Walter de Maria 1 was one of the most influential artists of the 20th century having participated in four popular movements including installation art, minimalism 2, land art 3, and conceptual art 4.
He was an astute artist who drew upon elements of sublime and mathematical absolutes in some of his installations and large-scale 5 sculptures.
However, once the work was installed, Friedrich and his partners at Dia decided to transform the space into a permanent home for the work. The installation spans three gallery rooms, while a knee-high sheet of Plexiglas boxes off the viewing area, allowing you to see how deep the dirt is. Iconic De Maria’s works Lighting Field from 1977, Vertical Earth Kilometer from 1977, and Broken Kilometer from 1979 are also under the purview of Dia. “Bring the art to a place,” Friedrich stated once, “and let it speak over time.”
The Sanctuary of The New York Earth Room
In a big loft amidst the consumer chaos of Soho, in a city of New York where people are money crazed and desperate for space, there is a huge space filled with dirt, standing unchanged since the late 1970s.

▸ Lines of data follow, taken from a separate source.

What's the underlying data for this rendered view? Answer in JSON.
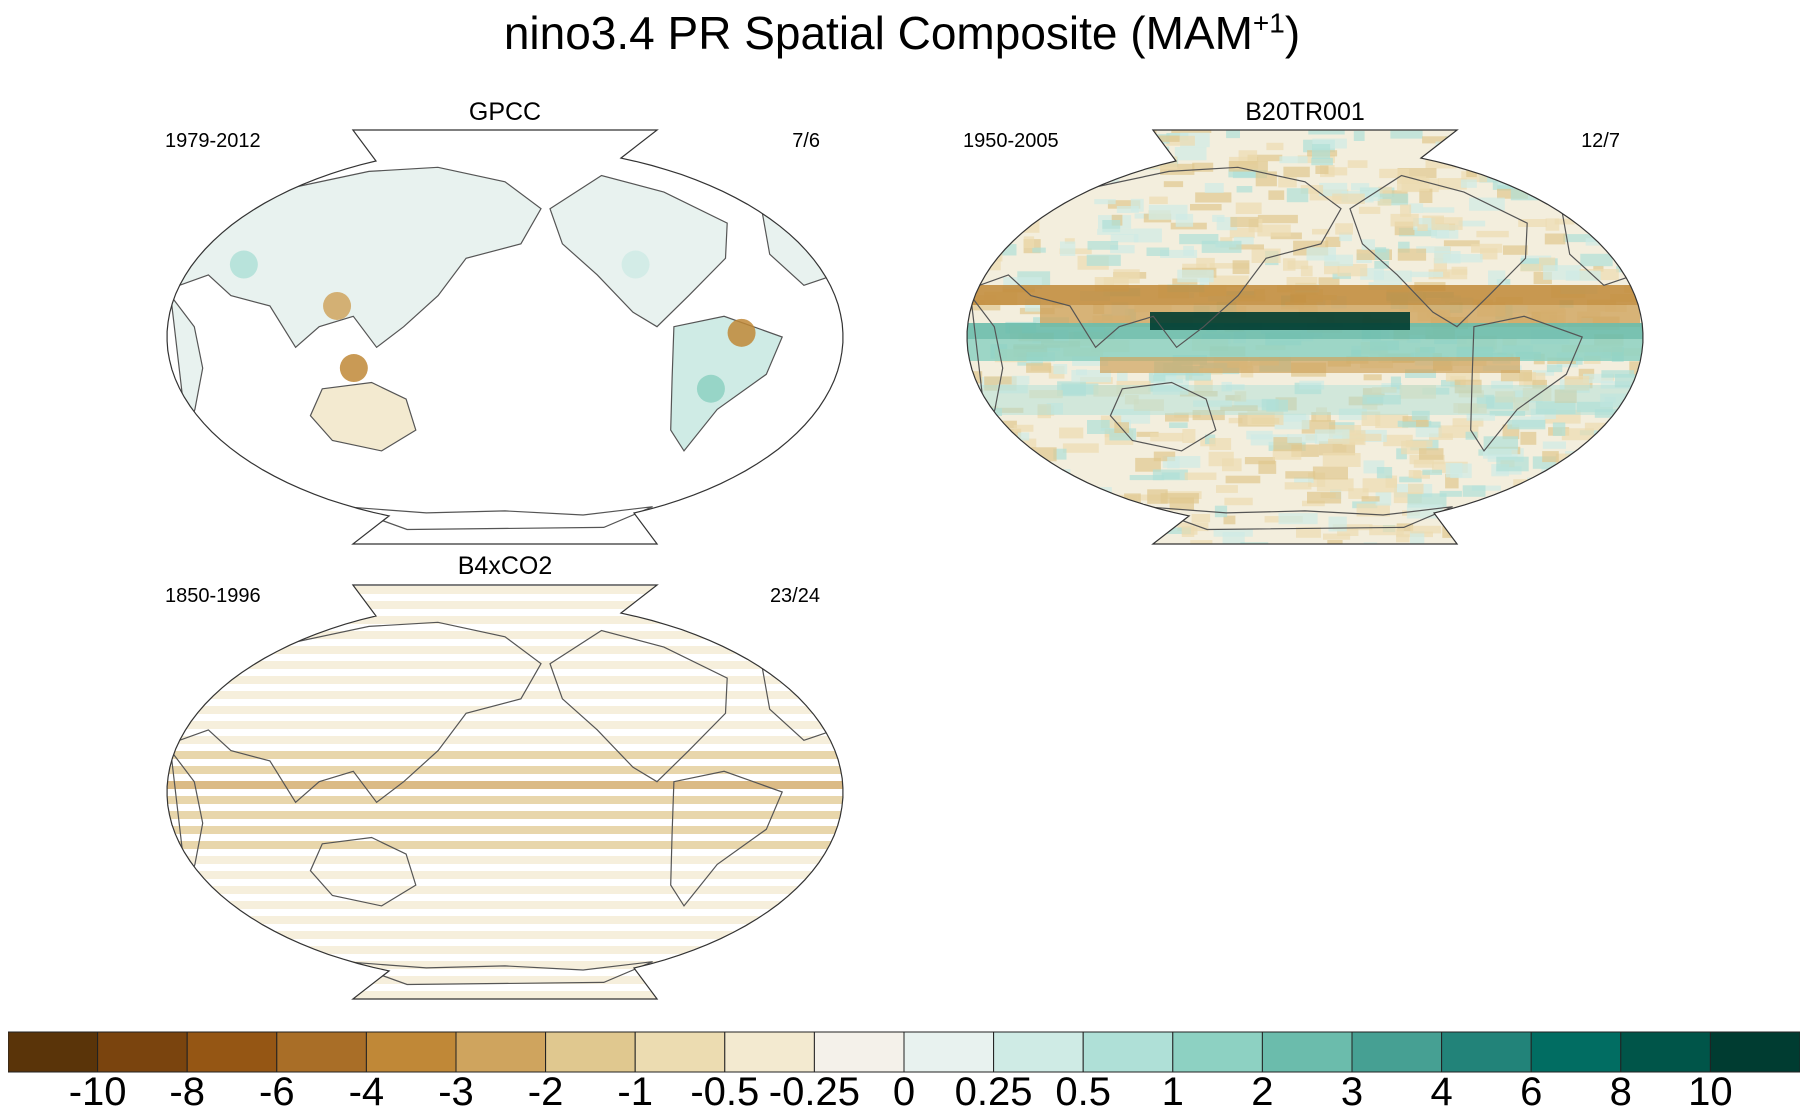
{
  "title": {
    "main": "nino3.4 PR Spatial Composite (MAM",
    "superscript": "+1",
    "close": ")"
  },
  "panels": [
    {
      "name": "GPCC",
      "period": "1979-2012",
      "counts": "7/6",
      "pattern": "land-only"
    },
    {
      "name": "B20TR001",
      "period": "1950-2005",
      "counts": "12/7",
      "pattern": "model"
    },
    {
      "name": "B4xCO2",
      "period": "1850-1996",
      "counts": "23/24",
      "pattern": "striped"
    }
  ],
  "colorbar": {
    "colors": [
      "#5a3409",
      "#7a440e",
      "#955614",
      "#a96e27",
      "#c08837",
      "#cfa45e",
      "#e0c88f",
      "#ecdcb1",
      "#f3ead0",
      "#f4f1ea",
      "#e8f2ef",
      "#cfebe5",
      "#afe0d7",
      "#8dd1c2",
      "#6bbcac",
      "#46a093",
      "#228379",
      "#016d62",
      "#005549",
      "#003c31"
    ],
    "labels": [
      "-10",
      "-8",
      "-6",
      "-4",
      "-3",
      "-2",
      "-1",
      "-0.5",
      "-0.25",
      "0",
      "0.25",
      "0.5",
      "1",
      "2",
      "3",
      "4",
      "6",
      "8",
      "10"
    ]
  }
}
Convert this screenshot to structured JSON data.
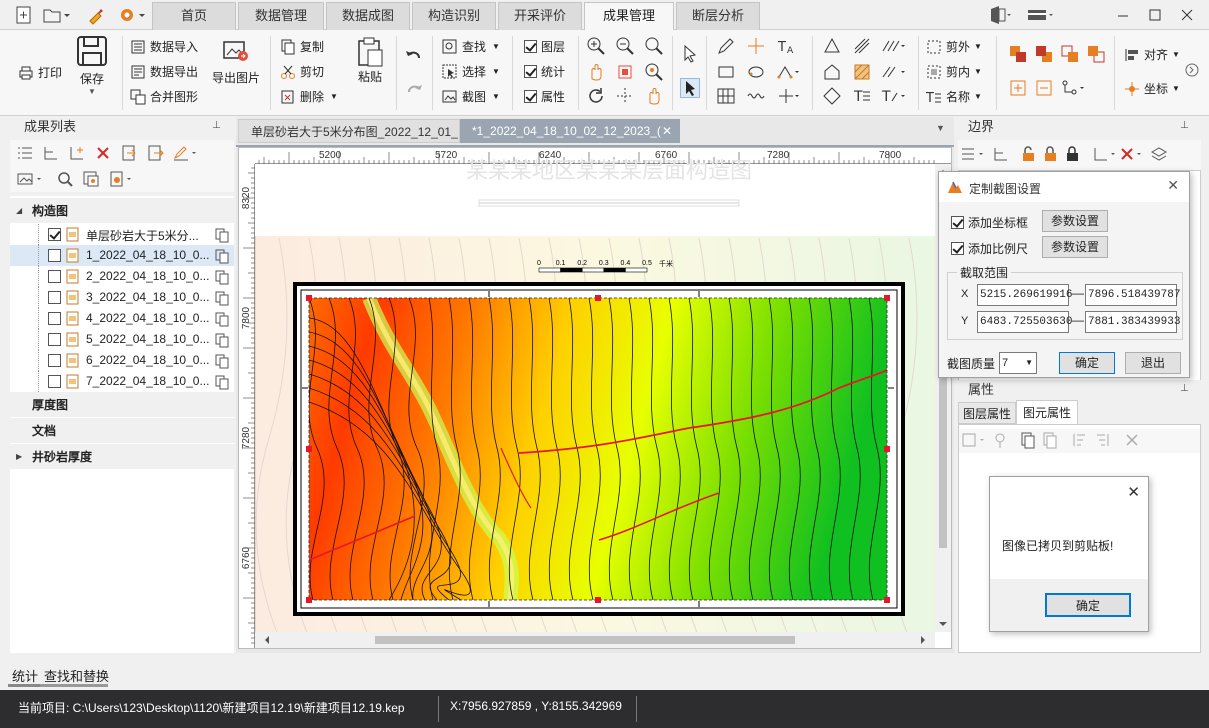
{
  "tabs": {
    "items": [
      "首页",
      "数据管理",
      "数据成图",
      "构造识别",
      "开采评价",
      "成果管理",
      "断层分析"
    ],
    "active": 5
  },
  "ribbon": {
    "print": "打印",
    "save": "保存",
    "data_import": "数据导入",
    "data_export": "数据导出",
    "merge": "合并图形",
    "export_img": "导出图片",
    "copy": "复制",
    "cut": "剪切",
    "delete": "删除",
    "paste": "粘贴",
    "find": "查找",
    "select": "选择",
    "screenshot": "截图",
    "layer": "图层",
    "stats": "统计",
    "attr": "属性",
    "clip_out": "剪外",
    "clip_in": "剪内",
    "name": "名称",
    "align": "对齐",
    "coord": "坐标"
  },
  "leftpanel": {
    "title": "成果列表",
    "cat_struct": "构造图",
    "items": [
      {
        "label": "单层砂岩大于5米分...",
        "checked": true
      },
      {
        "label": "1_2022_04_18_10_0...",
        "checked": false
      },
      {
        "label": "2_2022_04_18_10_0...",
        "checked": false
      },
      {
        "label": "3_2022_04_18_10_0...",
        "checked": false
      },
      {
        "label": "4_2022_04_18_10_0...",
        "checked": false
      },
      {
        "label": "5_2022_04_18_10_0...",
        "checked": false
      },
      {
        "label": "6_2022_04_18_10_0...",
        "checked": false
      },
      {
        "label": "7_2022_04_18_10_0...",
        "checked": false
      }
    ],
    "cat_thick": "厚度图",
    "cat_doc": "文档",
    "cat_well": "井砂岩厚度"
  },
  "doc": {
    "tab1": "单层砂岩大于5米分布图_2022_12_01_",
    "tab2": "*1_2022_04_18_10_02_12_2023_(",
    "ruler_x": [
      "5200",
      "5720",
      "6240",
      "6760",
      "7280",
      "7800"
    ],
    "ruler_y": [
      "8320",
      "7800",
      "7280",
      "6760"
    ],
    "ghost_title": "某某某地区某某某层面构造图",
    "scale_labels": [
      "0",
      "0.1",
      "0.2",
      "0.3",
      "0.4",
      "0.5"
    ],
    "scale_unit": "千米"
  },
  "right": {
    "boundary_title": "边界",
    "props_title": "属性",
    "tab_layer": "图层属性",
    "tab_elem": "图元属性"
  },
  "dialog": {
    "title": "定制截图设置",
    "add_coord": "添加坐标框",
    "add_scale": "添加比例尺",
    "param_btn": "参数设置",
    "range_label": "截取范围",
    "x_label": "X",
    "y_label": "Y",
    "x_min": "5215.269619916",
    "x_max": "7896.518439787",
    "y_min": "6483.725503630",
    "y_max": "7881.383439933",
    "quality_label": "截图质量",
    "quality": "7",
    "ok": "确定",
    "cancel": "退出"
  },
  "msg": {
    "text": "图像已拷贝到剪贴板!",
    "ok": "确定"
  },
  "bottom": {
    "tab_stats": "统计",
    "tab_find": "查找和替换"
  },
  "status": {
    "project": "当前项目: C:\\Users\\123\\Desktop\\1120\\新建项目12.19\\新建项目12.19.kep",
    "coords": "X:7956.927859 , Y:8155.342969"
  }
}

Initially meant to last for only three months, the installation still bides its time. When he first started his job, half a dozen mushrooms would pop up a week. As he explains, it is the same earth as forty years ago and he attempts to keep it looking like it’s the first day. Indeed, with the right amount of time and space, the art comes to life. The New York Earth Room is permanent and unchanging in a city that is constantly evolving, a city predicated on relentless change.
(127,300 kilos)
The New York Earth Room (1977) is the third Earth Room sculpture executed by the artist, the first being in Munich in 1968. We take a deeper look at this groundbreaking piece.
Creating a Bridge Between a Man and Nature
An important figure in four 20th century movements – Minimalism, Land Art, Conceptualism, and Installation Art – Walter De Maria drew upon both mathematical absolutes and elements of the sublime in his large-scale sculptures and installations.
Even its caretaker, Dilworth, used less than ten words to describe the Earth Room, saying in an interview1213:
It’s art, it’s earth, it’s quiet, and it’s time.
The piece communicates our fundamental search for stability between the city and nature, and that alone is reason enough to make the Earth Room as precious and any other piece of artwork in the world.
Walter De Maria, The New York Earth Room
141 Wooster Street, New York
Wednesday–Sunday
12–3 pm and 3:30–6 pm
Admission is free.
The New York Earth Room reopened as a permanent installation that is free to the public in 1980.